4.4 Common Knowledge

binary mask $\mu^a$ 에 대한 중요한 특성은 agent $a$ 가 entity $e$ 를 볼 수 있느냐에만 달려 있다는 점입니다. 그렇기 때문에 만약 agent $a$ 의 모든 mask $\mu^a$ 가 common knowledge라면, 다른 agent $b$ 가 $a$ 를 볼 수 있다면 $a$ 와 그가 볼 수 있는 entities $e$ 에 대해 $a,e \in \mathcal{M}^b_s$ 임을 알 수 있습니다.

한 그룹이 알고있는 Mutual knowledge $\mathcal{M}^\mathcal{G}_s ,\mathcal{G}\subseteq \mathcal{A}$ 라고 정의할 때 이는 다음과 같이 표현할 수 있습니다.

$\mathcal{M}^\mathcal{G}_s = \cap_{a \in \mathcal{G}} \mathcal{M}^\mathcal{a}_s$

그러나 이러한 mutual knowledge는 common knowledge를 뜻하지 않습니다. 그저 다같이 알고있는 entities이기 때문입니다. 대신 한 group의 common knowledge는 $\mathcal{L}^\mathcal{G}_s$ 로 표현하는데, 이는 정의대로 group $\mathcal{G}$ 가 $\mathcal{L}^\mathcal{G}_s$ 를 알고, $\mathcal{G}$ 모두가 $\mathcal{L}^\mathcal{G}_s$ 를 안다는 사실을 아는 정보입니다.

agent $a$ 가 다른 agent $b$ 도 $e \in\xi$ 를 보고있는지 알기 위해선, agent $a$ 도 $b$ 를 봐야하고 $b$ 가 $e$ 를 보고있는지 알아야하는데 이는 다음과 같이 표기할 수 있습니다.

$\mu^a(s^a,s^b) \wedge \mu^b(s^b,s^e)= \top$

$\mathcal{L}^\mathcal{G}_s$ 는 다음과 같이 재귀적인 형태로 표현도 가능합니다. 모든 agent $a$ 가 그룹 $\mathcal{G}$ 에 속한다면, 다음과 같이 표현 가능합니다.

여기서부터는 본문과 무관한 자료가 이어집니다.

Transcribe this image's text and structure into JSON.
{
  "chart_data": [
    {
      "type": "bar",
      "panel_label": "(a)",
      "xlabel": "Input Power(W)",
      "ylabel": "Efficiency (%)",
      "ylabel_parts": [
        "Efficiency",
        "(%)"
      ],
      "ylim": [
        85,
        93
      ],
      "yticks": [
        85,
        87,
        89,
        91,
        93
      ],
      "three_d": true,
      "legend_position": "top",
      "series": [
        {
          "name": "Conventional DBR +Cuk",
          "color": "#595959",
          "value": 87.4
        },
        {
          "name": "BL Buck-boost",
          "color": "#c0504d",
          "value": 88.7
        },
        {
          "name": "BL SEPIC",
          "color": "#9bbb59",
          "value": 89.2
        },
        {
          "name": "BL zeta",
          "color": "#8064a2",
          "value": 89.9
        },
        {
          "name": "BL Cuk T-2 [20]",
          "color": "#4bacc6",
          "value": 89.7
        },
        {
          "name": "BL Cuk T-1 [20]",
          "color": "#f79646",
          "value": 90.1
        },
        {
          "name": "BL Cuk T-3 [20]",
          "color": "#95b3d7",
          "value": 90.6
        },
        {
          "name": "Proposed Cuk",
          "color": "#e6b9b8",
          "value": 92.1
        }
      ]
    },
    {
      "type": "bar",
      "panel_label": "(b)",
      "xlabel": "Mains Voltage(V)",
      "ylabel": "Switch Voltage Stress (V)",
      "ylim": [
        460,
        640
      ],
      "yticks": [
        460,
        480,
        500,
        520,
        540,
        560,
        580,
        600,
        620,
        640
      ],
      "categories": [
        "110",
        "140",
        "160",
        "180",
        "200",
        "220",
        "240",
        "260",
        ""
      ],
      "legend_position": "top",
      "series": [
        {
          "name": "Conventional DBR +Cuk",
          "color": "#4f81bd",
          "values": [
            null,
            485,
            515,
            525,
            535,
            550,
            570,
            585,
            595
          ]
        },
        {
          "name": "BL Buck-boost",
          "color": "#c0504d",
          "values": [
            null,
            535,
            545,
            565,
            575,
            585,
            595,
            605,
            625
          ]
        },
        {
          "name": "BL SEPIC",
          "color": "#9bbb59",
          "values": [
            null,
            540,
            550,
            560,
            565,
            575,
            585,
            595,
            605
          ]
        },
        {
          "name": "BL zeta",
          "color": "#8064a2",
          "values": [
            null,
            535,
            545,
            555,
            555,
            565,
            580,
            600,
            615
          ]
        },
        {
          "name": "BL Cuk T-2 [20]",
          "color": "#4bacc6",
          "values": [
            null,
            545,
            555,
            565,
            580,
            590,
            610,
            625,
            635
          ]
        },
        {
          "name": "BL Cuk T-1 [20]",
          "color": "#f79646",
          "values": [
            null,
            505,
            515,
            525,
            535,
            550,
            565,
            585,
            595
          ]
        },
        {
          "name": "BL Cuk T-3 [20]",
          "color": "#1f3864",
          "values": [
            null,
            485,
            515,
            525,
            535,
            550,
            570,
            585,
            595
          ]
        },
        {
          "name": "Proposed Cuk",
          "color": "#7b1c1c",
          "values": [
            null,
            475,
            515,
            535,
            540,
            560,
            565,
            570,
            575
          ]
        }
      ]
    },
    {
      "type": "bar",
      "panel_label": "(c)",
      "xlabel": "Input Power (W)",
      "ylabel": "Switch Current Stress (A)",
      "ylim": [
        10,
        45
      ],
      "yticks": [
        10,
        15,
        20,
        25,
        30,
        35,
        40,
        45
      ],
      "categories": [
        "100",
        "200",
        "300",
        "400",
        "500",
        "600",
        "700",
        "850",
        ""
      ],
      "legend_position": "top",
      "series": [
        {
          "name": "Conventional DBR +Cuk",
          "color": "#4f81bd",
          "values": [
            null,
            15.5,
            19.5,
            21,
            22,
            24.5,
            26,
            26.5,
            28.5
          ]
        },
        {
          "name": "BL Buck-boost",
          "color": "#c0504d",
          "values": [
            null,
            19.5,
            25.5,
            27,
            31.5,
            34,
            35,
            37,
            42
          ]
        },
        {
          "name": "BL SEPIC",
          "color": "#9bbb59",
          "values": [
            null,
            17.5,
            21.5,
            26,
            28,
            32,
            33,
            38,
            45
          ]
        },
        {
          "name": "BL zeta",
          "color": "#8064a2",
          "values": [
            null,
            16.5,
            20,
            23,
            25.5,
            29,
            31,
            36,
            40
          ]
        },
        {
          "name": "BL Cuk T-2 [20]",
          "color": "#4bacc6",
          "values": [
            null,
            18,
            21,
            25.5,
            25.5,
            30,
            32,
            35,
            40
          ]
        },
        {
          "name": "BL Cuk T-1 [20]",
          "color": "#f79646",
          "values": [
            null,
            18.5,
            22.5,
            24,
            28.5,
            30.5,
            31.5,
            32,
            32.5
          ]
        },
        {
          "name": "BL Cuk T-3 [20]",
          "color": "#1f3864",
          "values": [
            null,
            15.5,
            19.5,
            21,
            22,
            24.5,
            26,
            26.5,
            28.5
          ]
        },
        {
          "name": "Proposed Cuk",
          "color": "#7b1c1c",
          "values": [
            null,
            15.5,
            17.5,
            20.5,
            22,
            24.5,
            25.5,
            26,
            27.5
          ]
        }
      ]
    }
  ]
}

$\mathcal{L}^{\mathcal{G}}_s = \lim_{m\rightarrow \infty}{\mathcal{L}^{a,m}_s}, \mathcal{L}^{a,0}_s = \mathcal{M}^a_s$

$\mathcal{L}^{a,m}_s =\bigcap_{b\in\mathcal{G}}\{e\in \mathcal{L}^{b,m-1}_s|\mu^a(s^a,s^b)\} \cdots (4.4.2)$

이는 iteration m=0일 때, agent $a$ 에 대한 mutual knowledge $\mathcal{M}^a_s$ 는 $\mathcal{L}^{a,0}_s$ 와 같습니다. 스스로 가지고 있는 mutual knowledge는 스스로의 common knowledge가 됩니다.

m = 1로 iteration을 진행해보겠습니다.

$\mathcal{L}^{a,1}_s =\bigcap_{b\in\mathcal{G}}\{e\in \mathcal{L}^{b,0}_s|\mu^a(s^a,s^b)\}$

$=\bigcap_{b\in\mathcal{G}}\{e\in \mathcal{M}^{b}_s|\mu^a(s^a,s^b)\}$

이를 해석하면, a가 observe할 때, a가 보는 b에 관한 entities에 대해 mutual knowledge $\mathcal{M}^b_s$ 에 포함되고, 이것에 대한 그룹 전체의 교집합을 하게 되면, $\mathcal{L}^{a,1}_s$ 는 그룹 내 전체가 아는 entities라는 것을 알 수 있습니다.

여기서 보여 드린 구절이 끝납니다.